Monday, February 15, 2021

National Transportation Safety Board Probes Runway Steering Issues With High-End Piper Private Planes

United States air-crash investigators look for links among steering difficulties affecting certain Piper turboprop models


The Wall Street Journal 
By Andy Pasztor
Updated February 15, 2021 4:25 pm ET

U.S. crash investigators are examining half a dozen accidents in which private turboprop planes built by Piper Aircraft Inc. experienced difficulties with steering on runways after touchdowns.

The probe by the National Transportation Safety Board, which hasn’t been reported before, focuses on six events between December 2019 and January 2021 in which pilots of high-end Piper M600 aircraft reported loss of directional control while landing, according to a safety-board spokesman.
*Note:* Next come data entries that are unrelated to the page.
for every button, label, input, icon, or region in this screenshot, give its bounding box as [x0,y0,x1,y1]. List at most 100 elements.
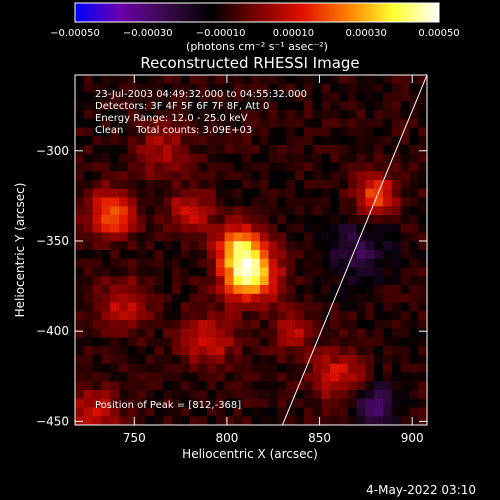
heatmap-cell [224,381,234,391]
heatmap-cell [215,101,225,111]
heatmap-cell [409,127,419,137]
heatmap-cell [330,101,340,111]
heatmap-cell [171,250,181,260]
heatmap-cell [215,320,225,330]
heatmap-cell [400,153,410,163]
heatmap-cell [215,381,225,391]
heatmap-cell [391,267,401,277]
heatmap-cell [198,241,208,251]
heatmap-cell [233,293,243,303]
heatmap-cell [374,188,384,198]
heatmap-cell [224,285,234,295]
heatmap-cell [110,206,120,216]
heatmap-cell [207,390,217,400]
heatmap-cell [268,118,278,128]
heatmap-cell [198,311,208,321]
heatmap-cell [110,311,120,321]
heatmap-cell [330,416,340,425]
heatmap-cell [92,267,102,277]
heatmap-cell [268,232,278,242]
heatmap-cell [233,162,243,172]
heatmap-cell [400,337,410,347]
heatmap-cell [171,416,181,425]
heatmap-cell [374,145,384,155]
heatmap-cell [391,92,401,102]
heatmap-cell [136,75,146,85]
heatmap-cell [339,250,349,260]
heatmap-cell [136,372,146,382]
heatmap-cell [330,250,340,260]
heatmap-cell [383,145,393,155]
heatmap-cell [409,232,419,242]
heatmap-cell [83,232,93,242]
heatmap-cell [215,355,225,365]
heatmap-cell [92,153,102,163]
heatmap-cell [400,293,410,303]
heatmap-cell [92,337,102,347]
heatmap-cell [295,293,305,303]
heatmap-cell [83,390,93,400]
heatmap-cell [224,328,234,338]
heatmap-cell [321,398,331,408]
heatmap-cell [418,337,427,347]
heatmap-cell [110,293,120,303]
heatmap-cell [286,285,296,295]
heatmap-cell [198,110,208,120]
heatmap-cell [215,407,225,417]
heatmap-cell [171,145,181,155]
heatmap-cell [233,372,243,382]
heatmap-cell [75,92,85,102]
heatmap-cell [409,337,419,347]
heatmap-cell [207,355,217,365]
heatmap-cell [110,153,120,163]
heatmap-cell [75,355,85,365]
heatmap-cell [145,215,155,225]
heatmap-cell [277,267,287,277]
heatmap-cell [286,136,296,146]
heatmap-cell [339,302,349,312]
heatmap-cell [251,320,261,330]
heatmap-cell [101,127,111,137]
heatmap-cell [127,136,137,146]
heatmap-cell [101,75,111,85]
heatmap-cell [303,302,313,312]
heatmap-cell [119,180,129,190]
heatmap-cell [409,197,419,207]
heatmap-cell [224,355,234,365]
heatmap-cell [198,267,208,277]
heatmap-cell [215,223,225,233]
heatmap-cell [277,83,287,93]
heatmap-cell [224,110,234,120]
heatmap-cell [215,311,225,321]
heatmap-cell [127,320,137,330]
heatmap-cell [242,390,252,400]
heatmap-cell [180,276,190,286]
heatmap-cell [321,355,331,365]
heatmap-cell [303,223,313,233]
heatmap-cell [119,215,129,225]
heatmap-cell [154,215,164,225]
heatmap-cell [163,127,173,137]
heatmap-cell [347,258,357,268]
heatmap-cell [321,416,331,425]
heatmap-cell [383,241,393,251]
heatmap-cell [101,416,111,425]
heatmap-cell [365,267,375,277]
heatmap-cell [339,110,349,120]
heatmap-cell [233,127,243,137]
heatmap-cell [145,311,155,321]
heatmap-cell [303,398,313,408]
heatmap-cell [268,355,278,365]
heatmap-cell [268,276,278,286]
heatmap-cell [180,346,190,356]
heatmap-cell [207,250,217,260]
heatmap-cell [295,302,305,312]
heatmap-cell [365,293,375,303]
heatmap-cell [180,372,190,382]
heatmap-cell [145,180,155,190]
heatmap-cell [400,136,410,146]
heatmap-cell [127,145,137,155]
heatmap-cell [75,162,85,172]
heatmap-cell [83,118,93,128]
heatmap-cell [391,416,401,425]
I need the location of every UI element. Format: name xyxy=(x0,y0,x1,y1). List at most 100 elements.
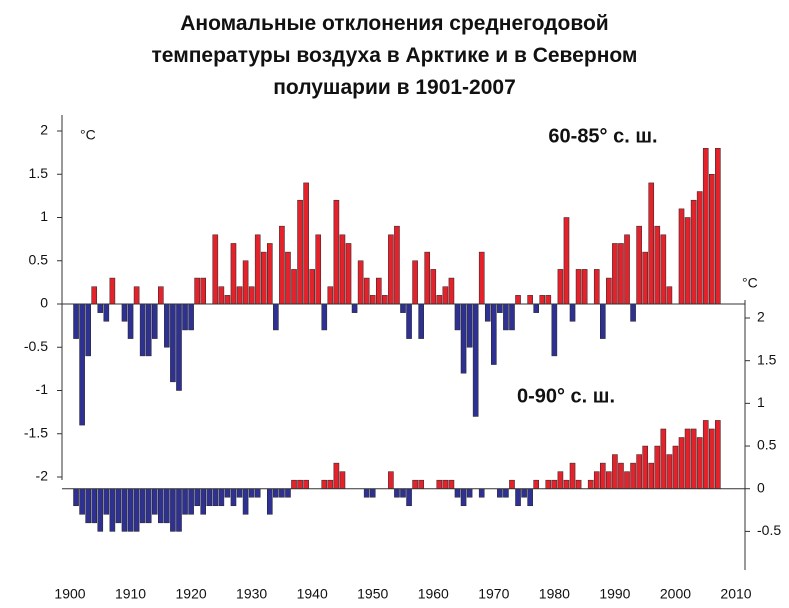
bar xyxy=(345,243,352,305)
bar xyxy=(297,199,303,305)
bar xyxy=(715,420,721,489)
bar xyxy=(164,303,170,348)
bar xyxy=(194,488,200,507)
bar xyxy=(406,488,412,507)
bar xyxy=(73,488,79,507)
bar xyxy=(660,234,667,305)
bar xyxy=(394,225,400,305)
bar xyxy=(412,479,418,489)
bar xyxy=(375,277,382,305)
bar xyxy=(503,303,509,331)
bar xyxy=(648,182,655,305)
bar xyxy=(491,303,497,365)
y2-tick-label: 2 xyxy=(757,309,765,325)
bar xyxy=(115,488,122,524)
bar xyxy=(109,488,116,532)
bar xyxy=(321,479,328,489)
bar xyxy=(176,303,182,391)
bar xyxy=(678,208,685,305)
bar xyxy=(357,260,364,305)
bar xyxy=(533,303,539,313)
bar xyxy=(79,488,85,515)
bar xyxy=(321,303,328,331)
bar xyxy=(194,277,200,305)
x-tick-label: 1940 xyxy=(297,586,328,602)
bar xyxy=(581,269,588,305)
bar xyxy=(273,488,279,498)
bar xyxy=(636,454,642,489)
bar xyxy=(575,479,582,489)
bar xyxy=(612,243,618,305)
series-label: 0-90° с. ш. xyxy=(517,385,615,407)
bar xyxy=(545,479,552,489)
bar xyxy=(454,488,461,498)
bar xyxy=(642,251,648,305)
y-tick-label: 1.5 xyxy=(29,165,49,181)
bar xyxy=(696,437,703,489)
bar xyxy=(73,303,79,339)
bar xyxy=(339,234,346,305)
bar xyxy=(642,445,648,489)
bar xyxy=(442,479,449,489)
bar xyxy=(636,225,642,305)
bar xyxy=(715,148,721,305)
bar xyxy=(315,234,322,305)
y2-tick-label: 0.5 xyxy=(757,437,777,453)
bar xyxy=(212,488,219,507)
bar xyxy=(218,286,225,305)
bar xyxy=(702,148,709,305)
x-tick-label: 2010 xyxy=(720,586,751,602)
bar xyxy=(139,303,146,357)
bar xyxy=(666,454,673,489)
bar xyxy=(678,437,685,489)
bar xyxy=(551,479,558,489)
y2-tick-label: 1.5 xyxy=(757,351,777,367)
y-tick-label: -2 xyxy=(36,468,49,484)
bar xyxy=(600,462,606,489)
bar xyxy=(509,303,515,331)
bar xyxy=(563,217,570,305)
bar xyxy=(267,488,273,515)
bar xyxy=(236,488,243,498)
bar xyxy=(200,277,206,305)
bar xyxy=(388,234,394,305)
bar xyxy=(339,471,346,489)
bar xyxy=(182,303,188,331)
bar xyxy=(248,286,255,305)
bar xyxy=(224,488,231,498)
bar xyxy=(515,295,521,305)
bar xyxy=(279,488,285,498)
bar xyxy=(593,471,600,489)
bar xyxy=(170,303,176,383)
y2-tick-label: 1 xyxy=(757,394,765,410)
x-tick-label: 1930 xyxy=(236,586,267,602)
bar xyxy=(133,286,140,305)
bar xyxy=(442,286,449,305)
bar xyxy=(448,277,455,305)
bar xyxy=(654,225,661,305)
bar xyxy=(97,303,104,313)
bar xyxy=(684,217,691,305)
bar xyxy=(684,428,691,489)
bar xyxy=(230,243,237,305)
bar xyxy=(503,488,509,498)
bar xyxy=(188,303,194,331)
y2-tick-label: 0 xyxy=(757,479,765,495)
bar xyxy=(151,303,158,339)
bar xyxy=(436,479,443,489)
bar xyxy=(79,303,85,426)
bar xyxy=(97,488,104,532)
bar xyxy=(242,488,249,515)
bar xyxy=(460,303,467,374)
bar xyxy=(121,488,128,532)
x-tick-label: 1980 xyxy=(539,586,570,602)
bar xyxy=(279,225,285,305)
bar xyxy=(363,488,370,498)
bar xyxy=(533,479,539,489)
bar xyxy=(188,488,194,515)
bar xyxy=(145,488,152,524)
y-tick-label: 0 xyxy=(40,295,48,311)
bar xyxy=(218,488,225,507)
bar xyxy=(170,488,176,532)
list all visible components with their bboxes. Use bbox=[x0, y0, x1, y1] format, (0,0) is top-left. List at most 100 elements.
Pilots involved in some of the accidents have expressed concern about potential problems affecting nose wheels.

All of the planes suffered damage after touching down on the runway, according to the NTSB spokesman; no fatalities or serious injuries were reported.
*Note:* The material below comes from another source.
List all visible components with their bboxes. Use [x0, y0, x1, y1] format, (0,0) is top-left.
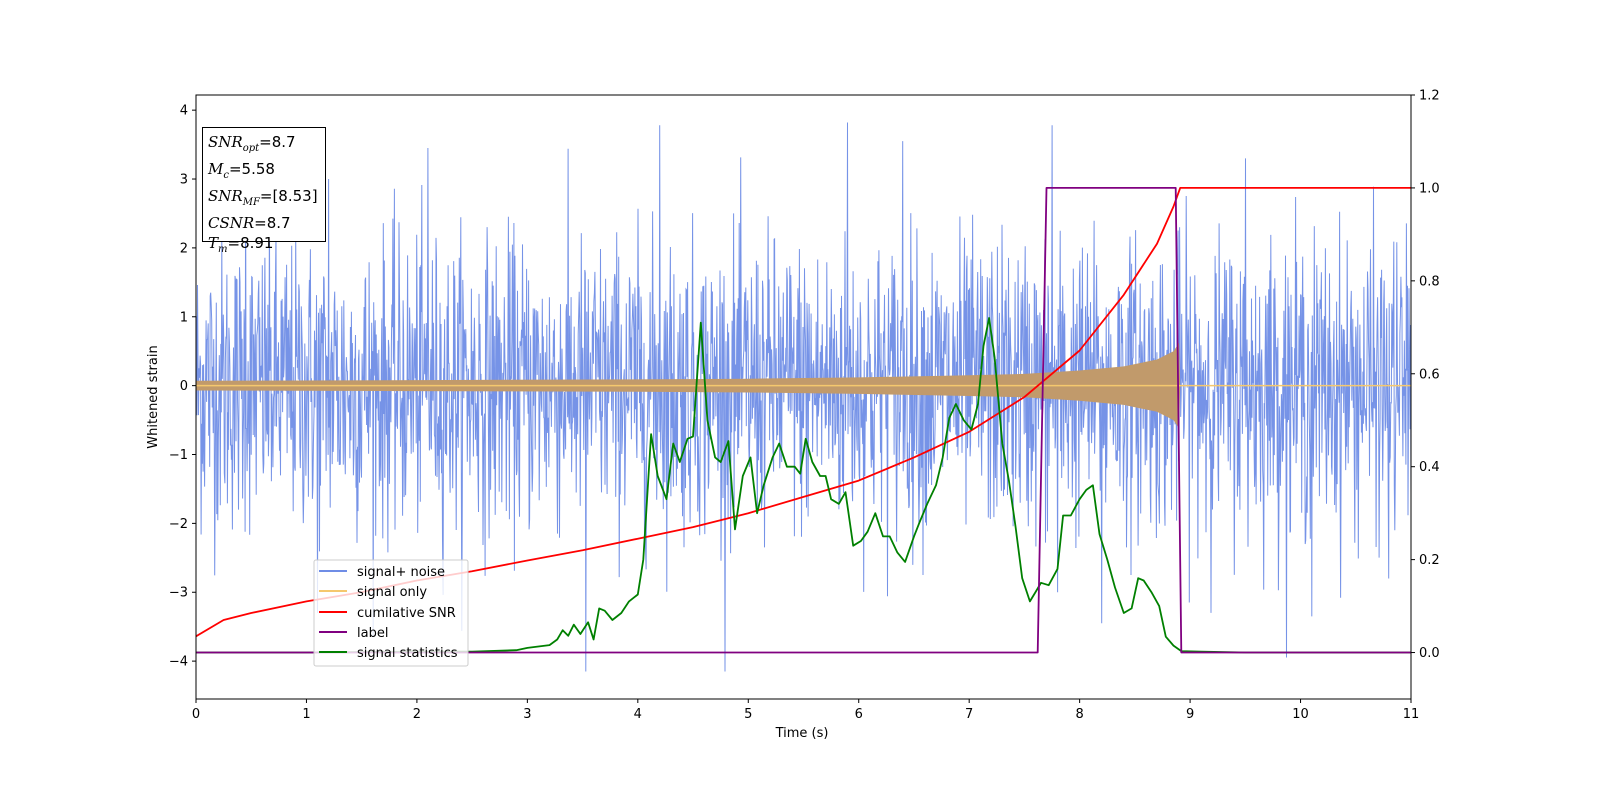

An informal group of M600 pilots involved in the accidents is pushing for government action, arguing the common link appears to be a nose-gear problem during otherwise normal touchdowns, causing the planes to veer from the center of the runway. Steering is controlled through pedals that also move the plane’s rudder, a vertical panel on the tail.

In two of the accidents, aviators at the controls said, efforts to control the direction of the nose failed as they careened off the strip, causing severe damage that resulted in scrapping aircraft that can cost about $3.5 million apiece.
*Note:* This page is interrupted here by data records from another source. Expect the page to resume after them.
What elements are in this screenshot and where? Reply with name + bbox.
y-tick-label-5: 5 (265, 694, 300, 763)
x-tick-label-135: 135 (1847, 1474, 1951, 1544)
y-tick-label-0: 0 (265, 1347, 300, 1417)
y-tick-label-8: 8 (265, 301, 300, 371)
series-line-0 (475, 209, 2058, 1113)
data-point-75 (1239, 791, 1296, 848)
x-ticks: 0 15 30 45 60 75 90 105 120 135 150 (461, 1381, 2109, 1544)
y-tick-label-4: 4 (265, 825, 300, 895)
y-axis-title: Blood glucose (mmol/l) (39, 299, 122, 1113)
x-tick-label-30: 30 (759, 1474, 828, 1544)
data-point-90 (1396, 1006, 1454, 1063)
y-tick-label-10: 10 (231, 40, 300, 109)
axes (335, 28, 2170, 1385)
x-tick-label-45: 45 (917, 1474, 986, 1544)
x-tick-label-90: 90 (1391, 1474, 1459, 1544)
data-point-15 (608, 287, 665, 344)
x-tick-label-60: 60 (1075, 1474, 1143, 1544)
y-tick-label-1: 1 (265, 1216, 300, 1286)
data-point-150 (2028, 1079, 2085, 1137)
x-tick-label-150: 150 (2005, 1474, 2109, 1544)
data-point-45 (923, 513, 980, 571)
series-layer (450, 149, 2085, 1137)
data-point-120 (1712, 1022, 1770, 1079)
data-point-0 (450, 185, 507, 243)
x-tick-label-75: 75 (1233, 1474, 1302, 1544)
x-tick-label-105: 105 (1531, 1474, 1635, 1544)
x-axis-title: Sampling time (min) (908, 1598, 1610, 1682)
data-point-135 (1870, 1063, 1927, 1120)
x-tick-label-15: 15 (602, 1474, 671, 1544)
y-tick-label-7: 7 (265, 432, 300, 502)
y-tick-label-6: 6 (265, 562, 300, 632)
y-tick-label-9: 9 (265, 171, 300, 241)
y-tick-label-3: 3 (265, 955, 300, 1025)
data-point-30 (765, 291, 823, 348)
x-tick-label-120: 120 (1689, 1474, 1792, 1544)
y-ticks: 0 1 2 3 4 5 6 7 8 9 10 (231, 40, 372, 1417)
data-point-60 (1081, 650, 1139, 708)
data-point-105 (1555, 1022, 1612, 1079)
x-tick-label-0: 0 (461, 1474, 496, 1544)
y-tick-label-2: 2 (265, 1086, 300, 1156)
A Piper spokeswoman and a lawyer for the company declined to comment on specifics, citing ongoing safety board investigations.

Based in Vero Beach, Florida, Piper has been producing propeller-powered planes since 1937 and currently markets models for business and personal uses. The manufacturer has been owned and managed by the government of Brunei for a decade.

The company has issued a handful of service bulletins over the past eight months calling for owners to take measures ranging from maintaining proper front tire pressure to stepped-up inspections, adjustments and sometimes replacement of parts affecting the nose gear. Piper M600 owners are demanding further explanations and data, while people familiar with the matter said the Federal Aviation Administration is considering issuing mandatory safety directives.

The NTSB spokesman said investigators were aware of the service bulletins and the replacement-parts issue. “We have not identified a single common issue present” in all the events, he said. The spokesman said three board staffers, including a metallurgist, are participating in the investigation. It isn’t clear how long it will last.

The FAA said it was monitoring the issue and declined to elaborate.

On February 4, Piper sent a letter to M600 owners saying the company was “reviewing some landing excursions with the 158 M600 fleet now operating world-wide.” The letter reiterated the importance of maintaining tire pressure and reminded owners that “through an abundance of caution,” Piper previously had urged inspections or adjustments of various nose-gear components.

Less than a week later, the company issued a service bulletin calling for further inspections and in some instances replacement of a key portion of the steering assembly with a “new, improved replacement assembly.” The replacement was supposed to occur within the next 50 hours of flight time. The top of the bulletin said: “Piper considers compliance mandatory.”

Referring to the so-called runway excursions, Andrew Lourake, a retired Air Force pilot who had a serious runway accident in July after landing an almost brand-new M600 at an airport in Titusville, Fla., said in an interview: “New planes aren’t supposed to do this.”

Investigators need to find answers to M600 steering problems, Mr. Lourake said, “if experienced pilots can’t keep them on the runway.”

The NTSB hasn’t issued a final report on Mr. Lourake’s accident. He told the safety board the nose wheel touched down normally but the plane veered sharply right and didn’t respond to his commands.


The latest single-engine M600 models include a safety feature that can take over a plane and land it automatically in an emergency. The system can manage aircraft speed and engine performance on its own, while computers are designed to communicate with air-traffic controllers, line up with the correct runway and extend landing gear—all without any human input. The emergency system, which Piper has marketed extensively, doesn’t appear to have any connection to the accidents, pilots and safety experts familiar with the matter said.

The investigation comes as the number of accidents involving private and business planes in the United States has remained stable for several years at around 1,200 annually, or nearly four a day.

2 comments:

  1. Full steering deflection is available in the existing design by direct linkage and bellcrank connection to the rudder pedals, making it possible for the nosewheel to be turned too far off center at nose wheel touch.

    Experienced pilot pedal-centering intentions aside, there will be instances where the nose wheel steering angle is too far off track at touch with the runway. When that is the case, there is skidding and impaired steering results. Swap-steering the nosewheel rapidly to the other direction's limit just continues the skidding action while inertia rules the yaw motion already underway.

    Redesign needs to limit available nosewheel steering deflection at high speed. Citation's travel limit of +/- 20 degrees would probably work. Nobody will want to be the first person to say that such a high complexity change and re-certification must be done.

    ReplyDelete
  2. “new, improved replacement assembly.” All we need to know. Hello, Piper lawyers.